The COVID-19 pandemic erased decades of academic progress and widened disparities in most states, according to test results released from The National Assessment of Educational Progress this week.
In math, the “steepest decline ever recorded” showed that math scores fell in nearly every state, according to The New York Times. Only 26 percent of eighth graders were recorded as “proficient” in math, down from 34 percent in 2019.
Forty-one states saw math scores decline for fourth graders. Only 36 percent of fourth graders were “proficient” in math, down from 41 percent:
In eighth-grade math, the average score fell in all but one state. Seventeen states and the District of Columbia experienced double-digit drops, including higher-performing states like Massachusetts and New Jersey, and lower-performing states like Oklahoma and New Mexico. Utah was the only state where the eighth-grade math declines were not deemed statistically significant.
Places like Delaware, Maryland and Washington, D.C., fell by double digits in both fourth- and eighth-grade math.
In reading, a “downward trend” that that pre-dated the pandemic was exacerbated in the last two years.
“No state showed sizable improvement in reading. And only about one in three students met proficiency standards, a designation that means students have demonstrated competency and are on track for future success,” The Times reported. Only 31 percent of eighth graders were proficient in reading.
For fourth graders, in both math and reading, students in the bottom 25th percentile “lost more ground” compared to their peers at the top of the class. This means that low-performing students are even farther behind.
In a survey included in the test, only half of fourth graders who were low performing in math said they had access to a computer at all times during the 2020-21 school year, compared with 80 percent of high-performing students.
Similarly, 70 percent said they had a quiet place to work at least some of the time, compared with 90 percent for high performers.
The exam is administered by federal officials and is more rigorous than most state tests. It sampled 450,000 fourth and eighth graders in more than 10,000 schools.
“I want to be very clear: The results in today’s nation’s report card are appalling and unacceptable,” Secretary of Education Miguel Cardona said in a statement. “This is a moment of truth for education. How we respond to this will determine not only our recovery, but our nation’s standing in the world.”
In an interview with the Associated Press, Peggy Carr, the commissioner of the National Center for Education Statistics, said that the results are “a serious wakeup call for us all.”
Former North Carolina Gov.

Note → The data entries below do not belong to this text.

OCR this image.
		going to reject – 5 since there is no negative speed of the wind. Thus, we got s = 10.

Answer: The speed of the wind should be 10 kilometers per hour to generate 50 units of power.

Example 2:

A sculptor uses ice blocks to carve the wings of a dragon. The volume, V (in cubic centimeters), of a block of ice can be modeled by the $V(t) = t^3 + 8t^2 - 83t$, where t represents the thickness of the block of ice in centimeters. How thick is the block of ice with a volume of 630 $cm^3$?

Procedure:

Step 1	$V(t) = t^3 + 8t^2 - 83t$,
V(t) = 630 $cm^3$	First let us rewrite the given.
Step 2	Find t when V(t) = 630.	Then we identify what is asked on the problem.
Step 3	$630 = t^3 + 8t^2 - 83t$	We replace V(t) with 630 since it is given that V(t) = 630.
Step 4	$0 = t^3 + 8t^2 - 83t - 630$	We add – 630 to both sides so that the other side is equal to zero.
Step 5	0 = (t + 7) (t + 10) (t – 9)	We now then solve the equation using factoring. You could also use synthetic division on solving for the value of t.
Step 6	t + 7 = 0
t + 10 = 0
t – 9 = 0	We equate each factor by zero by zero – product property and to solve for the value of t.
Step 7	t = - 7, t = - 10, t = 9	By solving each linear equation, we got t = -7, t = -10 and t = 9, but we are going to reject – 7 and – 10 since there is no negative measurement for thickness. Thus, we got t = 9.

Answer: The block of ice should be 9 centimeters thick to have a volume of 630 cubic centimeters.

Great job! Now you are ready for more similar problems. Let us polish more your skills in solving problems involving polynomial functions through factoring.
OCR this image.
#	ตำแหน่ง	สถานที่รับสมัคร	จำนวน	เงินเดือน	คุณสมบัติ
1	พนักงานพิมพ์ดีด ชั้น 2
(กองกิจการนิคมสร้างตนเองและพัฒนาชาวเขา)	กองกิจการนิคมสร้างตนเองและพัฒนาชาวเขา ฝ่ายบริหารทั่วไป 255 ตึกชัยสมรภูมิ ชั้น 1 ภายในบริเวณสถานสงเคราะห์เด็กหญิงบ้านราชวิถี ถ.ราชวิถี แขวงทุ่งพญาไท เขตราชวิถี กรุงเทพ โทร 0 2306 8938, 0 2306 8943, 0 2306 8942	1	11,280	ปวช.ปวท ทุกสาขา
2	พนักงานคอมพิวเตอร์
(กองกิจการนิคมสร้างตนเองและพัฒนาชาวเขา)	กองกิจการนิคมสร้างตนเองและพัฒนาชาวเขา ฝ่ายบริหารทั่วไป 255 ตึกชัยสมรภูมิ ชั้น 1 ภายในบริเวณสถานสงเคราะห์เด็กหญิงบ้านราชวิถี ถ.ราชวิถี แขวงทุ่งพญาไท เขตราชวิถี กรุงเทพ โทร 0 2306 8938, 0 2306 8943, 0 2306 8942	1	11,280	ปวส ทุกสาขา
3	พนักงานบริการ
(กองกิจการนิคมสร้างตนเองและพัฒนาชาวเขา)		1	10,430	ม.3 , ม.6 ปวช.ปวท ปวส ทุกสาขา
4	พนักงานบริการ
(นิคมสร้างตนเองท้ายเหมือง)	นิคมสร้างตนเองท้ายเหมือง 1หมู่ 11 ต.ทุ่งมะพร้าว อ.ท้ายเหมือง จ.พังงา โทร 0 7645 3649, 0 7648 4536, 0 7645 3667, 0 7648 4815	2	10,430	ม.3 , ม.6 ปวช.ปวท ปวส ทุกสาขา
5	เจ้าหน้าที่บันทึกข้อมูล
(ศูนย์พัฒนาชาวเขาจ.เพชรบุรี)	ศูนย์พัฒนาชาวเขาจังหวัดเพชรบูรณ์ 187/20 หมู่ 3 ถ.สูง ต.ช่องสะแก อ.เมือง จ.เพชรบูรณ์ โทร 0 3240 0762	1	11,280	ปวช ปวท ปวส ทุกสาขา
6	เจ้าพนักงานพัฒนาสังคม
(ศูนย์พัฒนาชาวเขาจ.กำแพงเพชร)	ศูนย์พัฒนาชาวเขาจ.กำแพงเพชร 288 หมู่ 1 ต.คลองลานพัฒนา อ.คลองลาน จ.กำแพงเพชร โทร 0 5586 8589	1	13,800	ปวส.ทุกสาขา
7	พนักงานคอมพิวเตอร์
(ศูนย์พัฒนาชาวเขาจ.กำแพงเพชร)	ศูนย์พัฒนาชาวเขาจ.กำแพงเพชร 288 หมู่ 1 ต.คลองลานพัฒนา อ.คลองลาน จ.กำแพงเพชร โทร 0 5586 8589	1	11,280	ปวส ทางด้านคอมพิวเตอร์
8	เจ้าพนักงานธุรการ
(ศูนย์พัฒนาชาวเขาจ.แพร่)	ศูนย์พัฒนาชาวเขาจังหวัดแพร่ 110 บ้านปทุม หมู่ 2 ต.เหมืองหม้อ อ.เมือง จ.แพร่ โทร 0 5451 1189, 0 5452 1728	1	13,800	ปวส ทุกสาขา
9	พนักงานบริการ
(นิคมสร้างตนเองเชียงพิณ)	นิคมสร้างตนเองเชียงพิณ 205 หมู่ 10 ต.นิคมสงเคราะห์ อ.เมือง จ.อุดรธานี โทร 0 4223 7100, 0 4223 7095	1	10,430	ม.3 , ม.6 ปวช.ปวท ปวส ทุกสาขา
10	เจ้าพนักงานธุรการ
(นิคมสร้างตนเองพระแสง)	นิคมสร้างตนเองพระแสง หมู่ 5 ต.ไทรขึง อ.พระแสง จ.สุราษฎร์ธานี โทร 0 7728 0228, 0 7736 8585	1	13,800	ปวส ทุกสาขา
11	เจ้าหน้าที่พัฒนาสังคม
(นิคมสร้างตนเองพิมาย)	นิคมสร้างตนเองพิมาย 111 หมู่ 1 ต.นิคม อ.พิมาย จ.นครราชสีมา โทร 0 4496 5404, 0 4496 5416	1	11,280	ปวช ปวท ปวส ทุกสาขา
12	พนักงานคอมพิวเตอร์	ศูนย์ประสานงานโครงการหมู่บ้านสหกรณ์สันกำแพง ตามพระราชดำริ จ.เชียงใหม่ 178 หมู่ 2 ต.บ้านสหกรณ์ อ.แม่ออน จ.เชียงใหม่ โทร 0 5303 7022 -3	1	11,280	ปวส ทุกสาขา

Beverly Perdue, chair of the National Assessment Governing Board, told Politico that “there are no winners. There are no losers. There are losses among all states and all grades.”
"These numbers prove that American parents’ concerns about their children’s education during the pandemic weren’t speculative – but in fact, perfectly valid,” Nicki Neily, the president of Parents Defending Education, told Townhall in a statement.
“American students were the subject of a years-long social experiment that will impact our country’s economy for decades to come. It’s time to hold the education bureaucrats, activists, and public health officials who mocked, shamed, and derided families accountable for their decisions – and refuse to cede them any further authority (or funds) going forward,” she added.
"This plunge in academic outcomes was predictable because people in positions of power allowed teachers unions and other fear mongering influencers to put children last. We knew prolonged school closures and masking would have catastrophic effects on children. And now we have more evidence that they did,” PDE Director of Outreach Erika Sanzi told Townhall.
Since the onset of the pandemic, students have had their education disrupted by lockdowns, virtual learning, and recently, teacher strikes. Townhall has covered how low academic performance, chronic absenteeism and mental health challenges have become prevalent among students as a result. A study from the U.S. Centers for Disease Control and Prevention found that more than 40 percent of teens felt “sad or hopeless” during the pandemic.